Но любопытство Анжели Нельзя были тотчас же удовлетворить. Девушка
стояла с Агриколем в саду у решетки со стороны большой аллеи, отделявшей
мастерские от общежития. Порыв ветра внезапно донес откуда-то звуки труб и
военной музыки. Послышался галоп двух быстро приближавшихся лошадей.
Вскоре показались два всадника: один на прекрасной вороной лошади с
длинным развевавшимся хвостом, в высоких сапогах со шпорами и - как при
Империи - в белых лосинах. Голубой мундир сиял золотым шитьем, большая
красная лента ордена Почетного легиона красовалась на правом эполете с
четырьмя серебряными звездочками, а белые перья на шитой золотом шляпе
означали, что всадник носил звание французского маршала. Трудно
представить себе человека с более воинственной и рыцарской осанкой,
способного столь гордо сидеть на боевом, коне.
Поравнявшись с Агриколем и Анжель, маршал Симон, так как это был он,
разом остановил коня, ловко соскочил и бросил шитые золотом поводья
ливрейному лакею, сопровождавшему его.
- Где прикажете ждать, господин герцог? - спросил стремянный.
- В конце аллеи, - сказал маршал и, сняв почтительно шляпу, живо пошел
навстречу к кому-то, кого молодые люди еще не могли увидеть.

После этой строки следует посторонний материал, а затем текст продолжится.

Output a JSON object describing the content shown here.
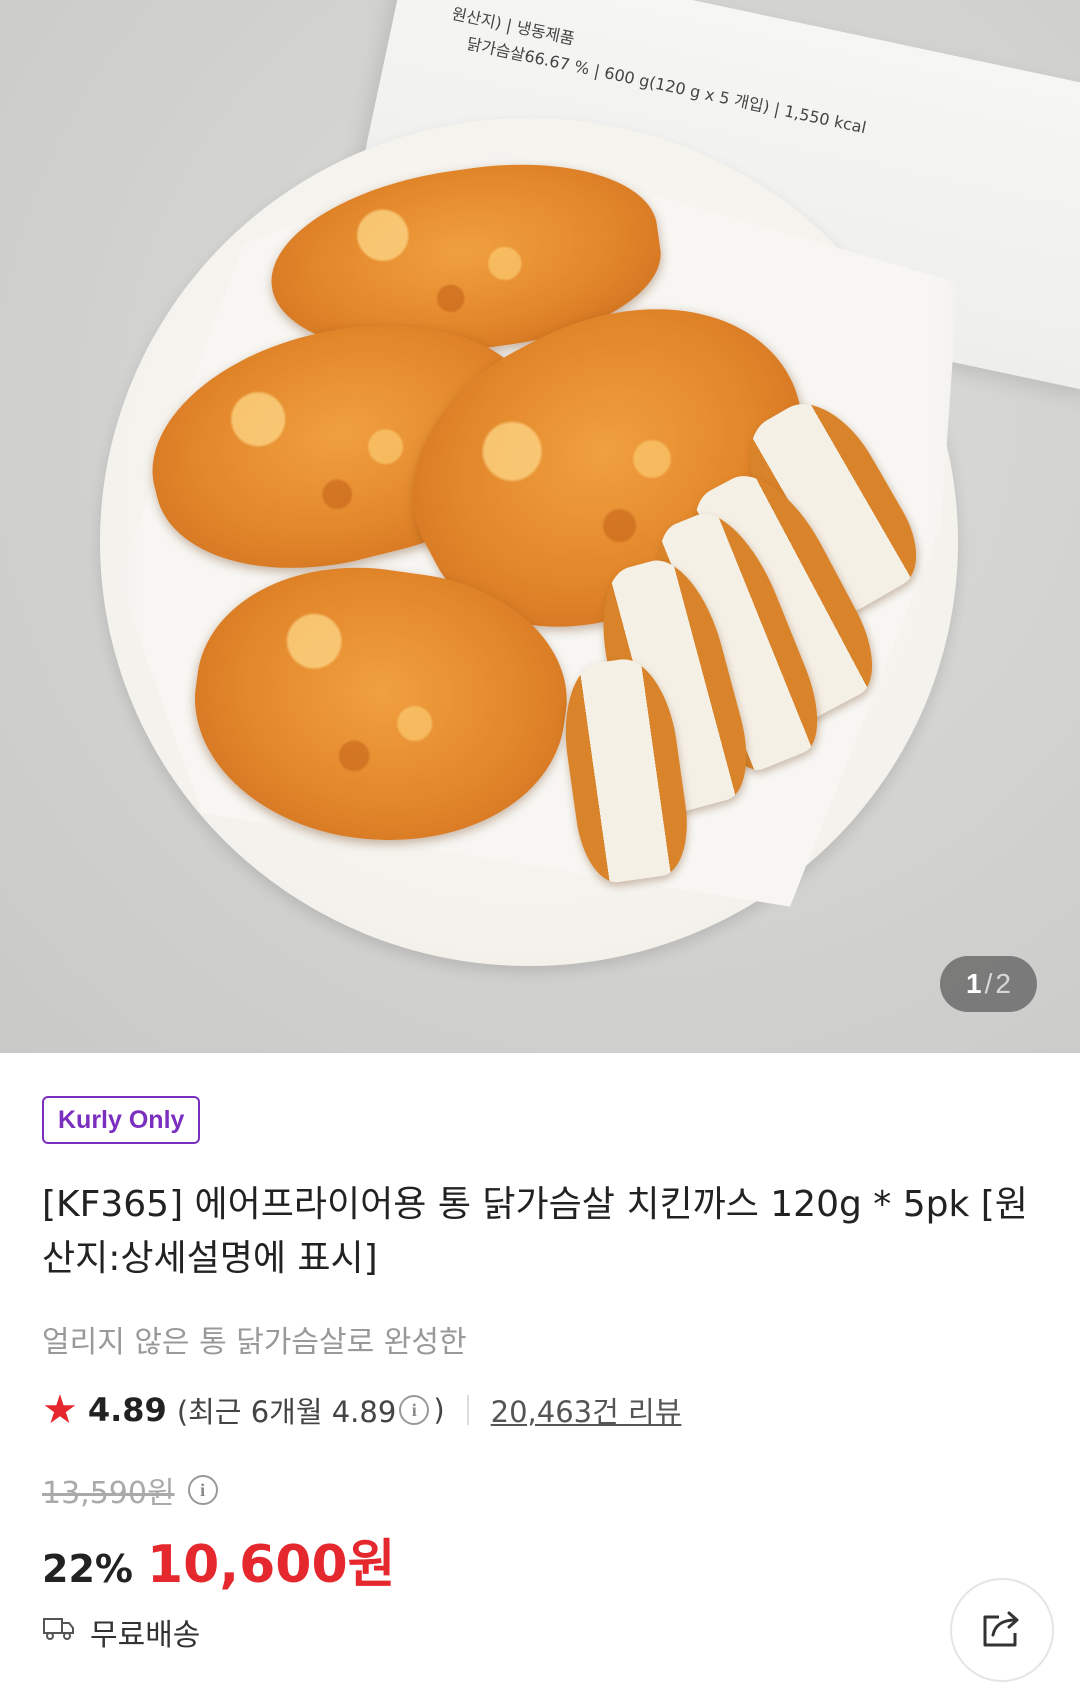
{
  "image": {
    "package_text_line1": "원산지) | 냉동제품",
    "package_text_line2": "닭가슴살66.67 % | 600 g(120 g x 5 개입) | 1,550 kcal",
    "counter": {
      "current": "1",
      "separator": "/",
      "total": "2"
    }
  },
  "product": {
    "badge": "Kurly Only",
    "title": "[KF365] 에어프라이어용 통 닭가슴살 치킨까스 120g * 5pk [원산지:상세설명에 표시]",
    "subtitle": "얼리지 않은 통 닭가슴살로 완성한",
    "rating": {
      "score": "4.89",
      "recent_prefix": "(최근 6개월 4.89",
      "recent_suffix": ")",
      "review_count": "20,463건 리뷰"
    },
    "original_price": "13,590원",
    "discount": "22%",
    "price": "10,600원",
    "delivery": "무료배송"
  },
  "colors": {
    "accent_red": "#e5282e",
    "kurly_purple": "#7b2fbf"
  }
}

Это был старик с умным и энергичным лицом, вышедший из-за поворота
аллеи. Он носил чистую рабочую блузу, поверх длинных седых волос надета
была суконная фуражка; заложив руки в карманы, он спокойно покуривал
старую пенковую трубку.
- Здравствуйте, милый батюшка, - почтительно сказал маршал, крепко
обнимая старого рабочего, который нежна поцеловал сына и затем, увидав,
что тот держит шляпу в руках, сказал, улыбаясь:
- Надевай шляпу, мальчик... Ишь, какой ты нарядный!
- Я был здесь поблизости... на смотру... и воспользовался случаем
повидать вас.
- А, значит, девочек я сегодня не увижу? Они не приедут поцеловать
меня, как всегда в воскресенье?
- Нет, батюшка... они приедут попозже в коляске с Дагобером.
- А чем же ты так озабочен?
- Мне надо поговорить с вами об очень важном деле, батюшка! -
проговорил взволнованным голосом маршал.
- Пойдем тогда ко мне! - сказал с беспокойством старик.
И они оба исчезли за поворотом аллеи.
- Анжель не могла прийти в себя от изумления, что у блестящего
генерала, которого называли господином герцогом, отец был старый рабочий в
блузе. Она спросила Агриколя:
- Как... господин Агриколь... этот старый рабочий?..
- Отец господина маршала, герцога де Линьи... друга, я могу это
сказать... - растроганным голосом отвечал Агриколь, - друга моего отца,
служившего под его началом двадцать с лишним лет!
- Такой знатный господин и так почтителен и нежен с отцом! Благородное,
верно, сердце у этого маршала! Но почему его отец остается рабочим?
- Потому что дядюшка Симон ни за что на свете не расстанется со своим
ремеслом и своей фабрикой. Он родился рабочим, рабочим же хочет и умереть,
хотя его сын маршал и герцог!
Когда вполне понятное удивление Анжели по поводу приезда маршала Симона
рассеялось, Агриколь заметил ей улыбаясь:
- Я не хотел бы воспользоваться случаем, дабы избежать разъяснения
секрета всех чудес нашего общежития.
- О! я бы тоже не удовлетворилась одним только обещанием, господин
Агриколь, - ответила Анжель. - Вы слишком меня заинтересовали.
- Ну, так слушайте. Господин Гарди как настоящий волшебник произнес
_три_ магических слова: ассоциация, община, братство. Мы поняли значение
этих слов, так возникли все эти чудеса, дающие нам много благ и в то же
время выгодные для господина Гарди.
- Вот последнее-то мне и кажется необыкновенным, господин Агриколь.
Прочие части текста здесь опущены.